ナ・リーグ最後の三冠王は1937年まで遡る...
先月下旬、マーリンズの主砲マイク・スタントンが骨折したニュースは日本でも広く報じられたが、多くは「イチローの出場機会増につながる」や「マーリンズに悲報」といった類いのものであった。
アメリカでも当然同じような報道はあったものの、中でも目立ったのは「スタントン故障で2人に三冠王獲得の可能性」という別視点の記事だった。
2人とはナショナルズのブライス・ハーパーとダイヤモンドバックスのポール・ゴールドシュミットのことを指す。
前者は「数十年に一人の逸材」という触れ込みで2012年に19歳でメジャーリーグデビューを果たした外野手だ。左打席から軽々とスタンドにたたき込む本塁打シーンを見た日本のファンも多いだろう。
後者はハーパーに比べ日本での知名度はそれほど高くないが、2013年にナ・リーグの本塁打、打点の二冠を獲得しており、実力は折り紙つきの一塁手。この2人がスタントンの故障によって三冠王の可能性が出てきたという。
<ナ・リーグ打率ランキング>
1位 .348 ゴールドシュミット
2位 .344 ハーパー
3位 .339 ゴードン(マーリンズ)
<ナ・リーグ本塁打ランキング>
1位 27本 スタントン
2位 25本 ハーパー [ほか1名]
4位 24本 アレナド(ロッキーズ)
5位 20本 ゴールドシュミット [ほか1名]
<ナ・リーグ打点ランキング>
1位 68点 アレナド(ロッキーズ)
2位 67点 ゴールドシュミット [ほか1名]
4位 60点 ハーパー
※成績は現地時間6日現在
ハーパーは本塁打数でゴールドシュミットに5本差をつけており、現時点では一歩リードしているといえる。課題の打率もデビューから3年間は.270 → .274 → .273と推移していたが、今季は3割を大きく上回り、月別で見ると、4月から.286 → .360 → .370 → .389と右肩上がりだ。

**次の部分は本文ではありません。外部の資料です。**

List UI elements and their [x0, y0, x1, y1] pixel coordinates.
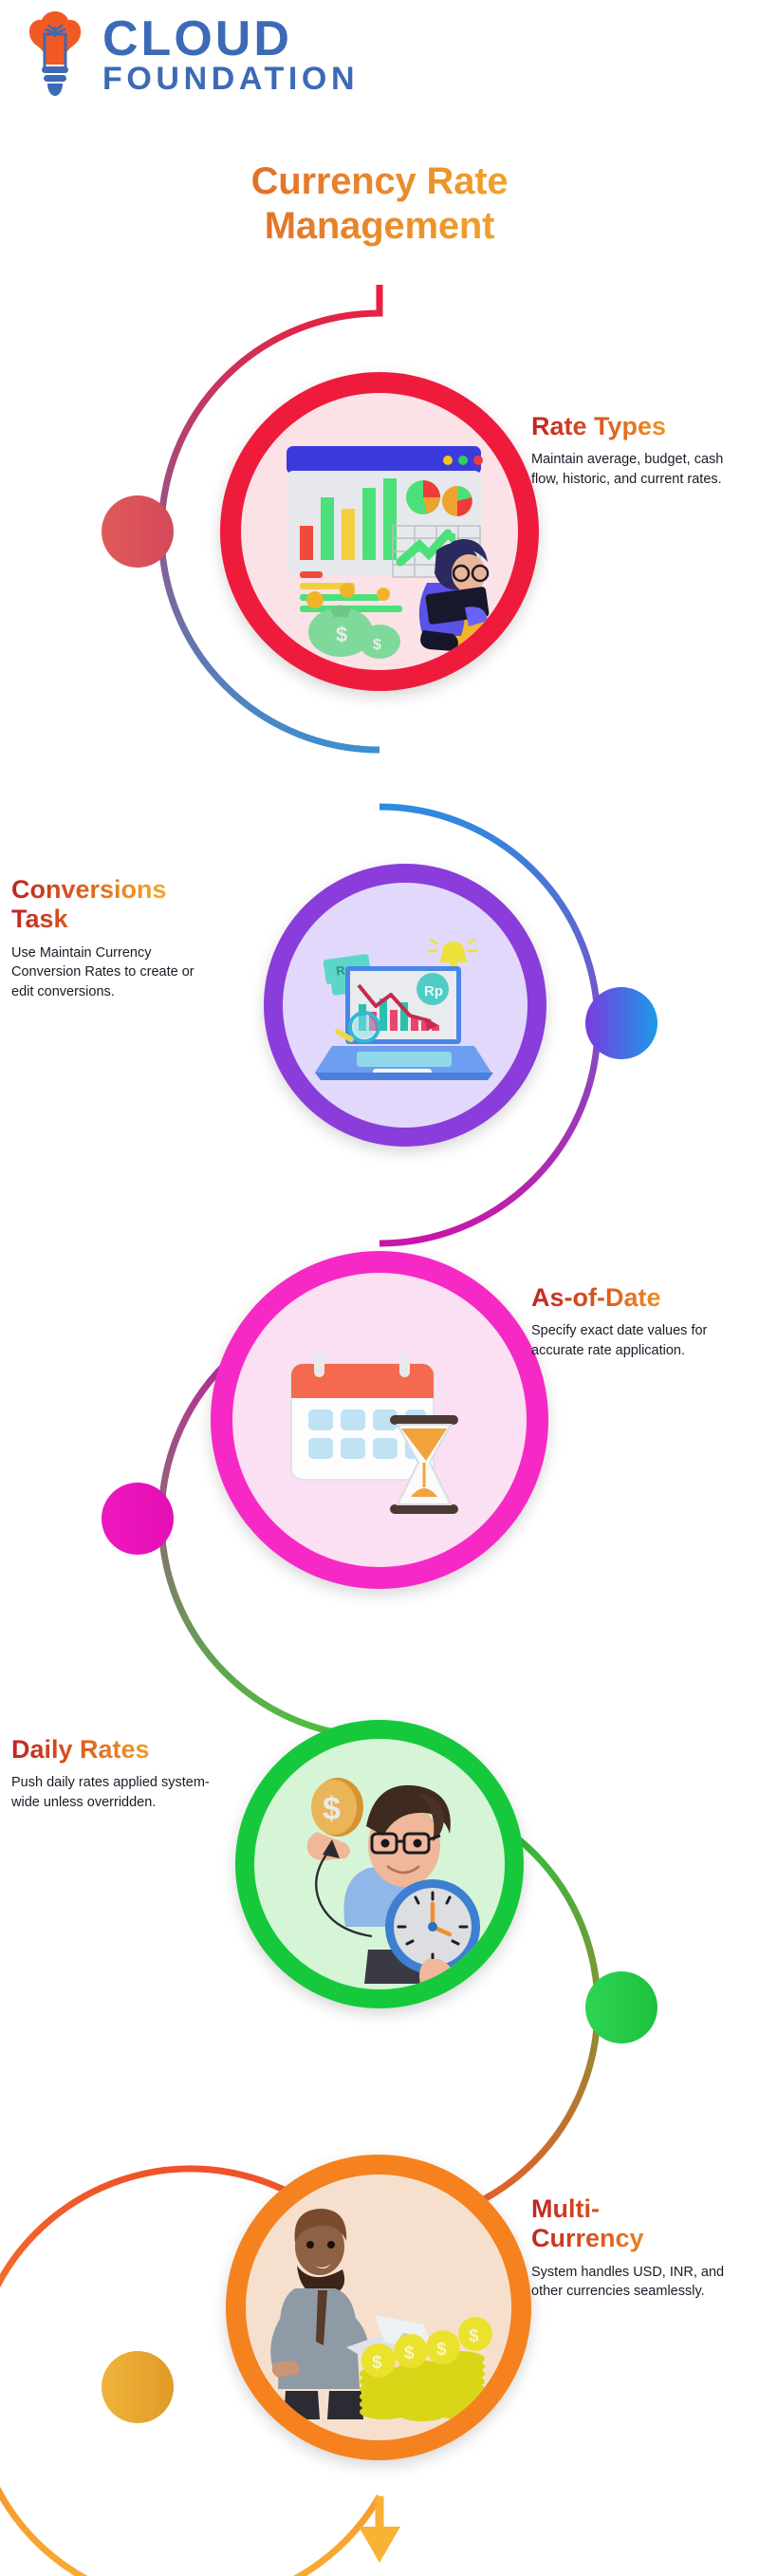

打率を急上昇させた一番の要因は左投手を苦にしなくなったこと。過去3年の対左投手の通算打率は.237(対右は.288)と苦しんでいたのが、今季は.338と1割以上高い数値をマーク。またカウント別で見ると、過去3年は打者不利となるストライク先行時に.197だった打率を今季は.293に上げている。
一方のゴールドシュミットもストライク先行時に強く、86打数32安打(打率.372)と投手有利のカウントで打ちまくっている。首位打者を狙うカギはストライク先行時に高打率を残す必要があるということだろう。
そんな2人にもそれぞれ不安点は残る。ハーパーは1年目の2012年こそ139試合に出場したが、2年目以降118試合、110試合と故障による影響などでフルシーズンを乗り切ったことがない。本塁打、打点を伸ばすには試合に出場しつづけることは必須で、これを乗り越えて初めて三冠が見えてくる。
ゴールドシュミットも同じくオールスター以降の打撃が課題となる。2年目の2012年以降、オールスター前(.308)に比べ、オールスター後は.276と打率を下げている。それでもハーパーと最後まで争う展開になれば2年前に二冠をとった経験が生きてくるだろう。
ア・リーグでは2012年にミゲル・カブレラが三冠王に輝いたが、ナ・リーグでは1937年のジョー・メドウィック(カージナルス)以来三冠王が誕生していない。
ハーパーが22歳の若さで三冠王に輝くのか、ゴールドシュミットが本塁打を量産して追い上げるのか…。78年ぶりの快挙を争う2人の主砲から目が離せない。